The Slovenia Times

Catastrophic Honey Harvest


This year's acacia harvest, which represents about a third of the annual amount of honey, was severely affected by frost; the pine and maple pastures were also affected, which means that beekeepers had to feed their bees until June.

The chestnut and linden pastures were slightly better off, but the head of the Slovenian Beekeepers' Association Boštjan Noč nevertheless assesses this year's harvest as catastrophic.

Feeding the bees entails high costs and beekeepers this year spent twice as much sugar to feed their colonies than usual.

Although Noč believes that Slovenian consumers appreciate the quality of Slovenian honey, he nevertheless fears that stores will this year be flooded with cheap products from abroad.

The problems of beekeeping in Slovenia need to be tackled in a comprehensive way, Noč told the press in Lukovica near Ljubljana today.

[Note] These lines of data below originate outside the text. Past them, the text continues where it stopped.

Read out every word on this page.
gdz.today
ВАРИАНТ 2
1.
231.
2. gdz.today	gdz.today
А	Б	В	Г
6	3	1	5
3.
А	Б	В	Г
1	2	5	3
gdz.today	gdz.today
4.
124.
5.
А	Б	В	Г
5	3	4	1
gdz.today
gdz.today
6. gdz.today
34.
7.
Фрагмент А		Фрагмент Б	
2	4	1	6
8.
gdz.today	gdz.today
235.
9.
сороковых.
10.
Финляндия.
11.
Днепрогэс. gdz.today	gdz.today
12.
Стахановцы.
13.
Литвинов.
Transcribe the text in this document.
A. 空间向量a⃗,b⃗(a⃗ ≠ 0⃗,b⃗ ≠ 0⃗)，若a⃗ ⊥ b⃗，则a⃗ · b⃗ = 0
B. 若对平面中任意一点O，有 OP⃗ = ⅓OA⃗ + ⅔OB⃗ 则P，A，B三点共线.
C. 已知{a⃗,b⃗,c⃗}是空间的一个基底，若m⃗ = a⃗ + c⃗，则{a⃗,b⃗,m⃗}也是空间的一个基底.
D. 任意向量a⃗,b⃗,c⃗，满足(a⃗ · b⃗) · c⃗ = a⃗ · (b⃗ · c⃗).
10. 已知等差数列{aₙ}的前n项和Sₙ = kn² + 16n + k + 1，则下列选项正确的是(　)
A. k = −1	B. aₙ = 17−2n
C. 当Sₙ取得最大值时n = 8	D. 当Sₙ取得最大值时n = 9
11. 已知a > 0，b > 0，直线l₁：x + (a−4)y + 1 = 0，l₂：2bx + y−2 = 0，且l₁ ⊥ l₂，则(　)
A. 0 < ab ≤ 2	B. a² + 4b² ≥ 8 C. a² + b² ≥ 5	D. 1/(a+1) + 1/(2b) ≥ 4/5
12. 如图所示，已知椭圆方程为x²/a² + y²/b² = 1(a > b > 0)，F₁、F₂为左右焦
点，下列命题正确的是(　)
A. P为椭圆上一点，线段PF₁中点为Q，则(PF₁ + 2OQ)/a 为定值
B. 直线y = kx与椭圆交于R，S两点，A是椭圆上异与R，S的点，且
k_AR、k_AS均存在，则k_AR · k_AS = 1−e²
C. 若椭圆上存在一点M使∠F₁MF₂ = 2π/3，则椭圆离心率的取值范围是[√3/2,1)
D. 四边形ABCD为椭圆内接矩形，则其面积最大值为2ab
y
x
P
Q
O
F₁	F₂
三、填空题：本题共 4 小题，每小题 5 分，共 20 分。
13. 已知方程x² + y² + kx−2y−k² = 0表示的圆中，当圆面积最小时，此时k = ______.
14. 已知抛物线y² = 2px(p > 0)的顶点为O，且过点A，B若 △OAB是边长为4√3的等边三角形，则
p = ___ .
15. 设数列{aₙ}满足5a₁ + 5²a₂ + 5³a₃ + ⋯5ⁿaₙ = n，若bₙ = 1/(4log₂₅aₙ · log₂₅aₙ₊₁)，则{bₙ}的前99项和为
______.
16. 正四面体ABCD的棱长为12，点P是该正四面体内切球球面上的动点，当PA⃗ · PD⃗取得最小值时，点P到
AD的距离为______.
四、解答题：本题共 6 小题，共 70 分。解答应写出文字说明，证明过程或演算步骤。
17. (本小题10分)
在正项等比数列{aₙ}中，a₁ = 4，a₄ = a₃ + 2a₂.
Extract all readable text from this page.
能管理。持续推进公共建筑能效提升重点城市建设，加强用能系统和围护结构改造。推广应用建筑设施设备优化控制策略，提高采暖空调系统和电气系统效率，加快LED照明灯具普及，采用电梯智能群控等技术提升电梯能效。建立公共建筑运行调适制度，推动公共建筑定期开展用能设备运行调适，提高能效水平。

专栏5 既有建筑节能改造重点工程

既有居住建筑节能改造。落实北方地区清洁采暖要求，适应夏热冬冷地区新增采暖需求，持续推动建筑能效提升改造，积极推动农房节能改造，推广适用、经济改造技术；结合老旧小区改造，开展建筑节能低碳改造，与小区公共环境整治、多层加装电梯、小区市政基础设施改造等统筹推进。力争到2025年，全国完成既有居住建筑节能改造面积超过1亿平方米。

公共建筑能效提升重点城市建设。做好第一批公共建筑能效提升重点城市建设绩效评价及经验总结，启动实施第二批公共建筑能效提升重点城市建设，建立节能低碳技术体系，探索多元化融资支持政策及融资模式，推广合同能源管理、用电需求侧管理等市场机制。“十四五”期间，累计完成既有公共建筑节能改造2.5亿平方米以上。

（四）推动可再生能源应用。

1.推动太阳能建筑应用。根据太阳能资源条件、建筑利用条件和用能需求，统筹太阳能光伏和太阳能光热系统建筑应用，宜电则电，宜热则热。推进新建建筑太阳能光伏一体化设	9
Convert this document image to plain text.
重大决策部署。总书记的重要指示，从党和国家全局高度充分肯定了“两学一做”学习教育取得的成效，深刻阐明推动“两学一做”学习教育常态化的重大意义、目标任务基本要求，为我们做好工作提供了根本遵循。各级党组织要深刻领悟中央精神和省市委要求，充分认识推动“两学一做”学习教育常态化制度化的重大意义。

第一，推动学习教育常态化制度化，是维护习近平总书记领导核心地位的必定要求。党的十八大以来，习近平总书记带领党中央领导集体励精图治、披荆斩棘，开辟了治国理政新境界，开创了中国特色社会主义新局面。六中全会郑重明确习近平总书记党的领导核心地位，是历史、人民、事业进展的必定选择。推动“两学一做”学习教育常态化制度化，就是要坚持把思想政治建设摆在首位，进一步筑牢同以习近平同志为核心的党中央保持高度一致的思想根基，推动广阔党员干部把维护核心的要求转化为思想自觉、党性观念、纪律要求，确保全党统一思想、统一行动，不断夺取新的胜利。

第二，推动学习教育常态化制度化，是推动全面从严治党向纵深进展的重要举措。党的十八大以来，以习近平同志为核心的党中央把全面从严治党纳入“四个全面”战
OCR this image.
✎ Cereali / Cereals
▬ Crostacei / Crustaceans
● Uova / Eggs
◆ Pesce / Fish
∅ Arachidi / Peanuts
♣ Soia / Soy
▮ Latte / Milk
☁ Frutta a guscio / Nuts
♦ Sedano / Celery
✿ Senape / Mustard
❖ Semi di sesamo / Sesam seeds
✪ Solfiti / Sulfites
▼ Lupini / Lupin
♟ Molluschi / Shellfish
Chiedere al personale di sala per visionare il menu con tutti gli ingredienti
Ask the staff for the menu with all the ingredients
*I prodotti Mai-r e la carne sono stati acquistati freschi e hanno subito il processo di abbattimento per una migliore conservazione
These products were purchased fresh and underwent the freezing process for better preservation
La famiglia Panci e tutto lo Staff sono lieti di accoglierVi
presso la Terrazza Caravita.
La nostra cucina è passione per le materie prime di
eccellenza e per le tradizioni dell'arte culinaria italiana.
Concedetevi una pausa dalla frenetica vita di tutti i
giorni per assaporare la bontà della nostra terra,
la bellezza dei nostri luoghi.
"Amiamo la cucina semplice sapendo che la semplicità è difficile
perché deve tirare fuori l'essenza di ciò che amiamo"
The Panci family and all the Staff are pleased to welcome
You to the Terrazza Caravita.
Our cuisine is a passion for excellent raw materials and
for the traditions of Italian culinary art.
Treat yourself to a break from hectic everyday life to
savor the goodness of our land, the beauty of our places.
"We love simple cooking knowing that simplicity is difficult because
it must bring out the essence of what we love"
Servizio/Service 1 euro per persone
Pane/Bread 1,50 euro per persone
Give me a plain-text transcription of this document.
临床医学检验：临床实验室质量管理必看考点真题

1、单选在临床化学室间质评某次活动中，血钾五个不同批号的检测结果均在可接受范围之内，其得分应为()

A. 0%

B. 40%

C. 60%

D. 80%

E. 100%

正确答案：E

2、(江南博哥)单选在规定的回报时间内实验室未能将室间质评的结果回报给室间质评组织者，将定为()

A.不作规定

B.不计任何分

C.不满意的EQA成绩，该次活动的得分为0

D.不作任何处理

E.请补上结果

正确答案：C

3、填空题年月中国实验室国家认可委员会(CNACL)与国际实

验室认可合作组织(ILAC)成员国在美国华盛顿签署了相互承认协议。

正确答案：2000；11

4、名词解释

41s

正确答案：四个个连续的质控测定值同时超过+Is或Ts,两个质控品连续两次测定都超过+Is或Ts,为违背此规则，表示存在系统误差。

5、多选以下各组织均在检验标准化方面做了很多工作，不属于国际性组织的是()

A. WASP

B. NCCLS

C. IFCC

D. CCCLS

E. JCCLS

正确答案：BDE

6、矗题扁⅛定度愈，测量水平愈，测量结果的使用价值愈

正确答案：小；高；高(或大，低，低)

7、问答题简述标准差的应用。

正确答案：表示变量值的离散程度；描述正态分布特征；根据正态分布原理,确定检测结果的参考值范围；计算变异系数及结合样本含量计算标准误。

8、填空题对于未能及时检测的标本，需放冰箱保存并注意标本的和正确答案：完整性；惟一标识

He called on the Agriculture and Environment Ministry to activate the funds from the natural disaster relief scheme to help beekeepers cope.

The beekeepers' association presented their most burning problems to the ministry on Monday and received a promise that solutions will be found by the end of the year.

Noč pointed out that their requests did not entail any extra costs for the state budget but merely minor legislative changes that would enable them better working conditions.

Beekeepers propose that all beekeepers' associations be registered as associations working for the public interest. They would also like the ministry to draw up a national programme for the protection of Carniolan honey bee and set up a beekeeping institute.

They also believe that Slovenia should be registered as the country holding the herd book for the Carniolan honey bee within the EU.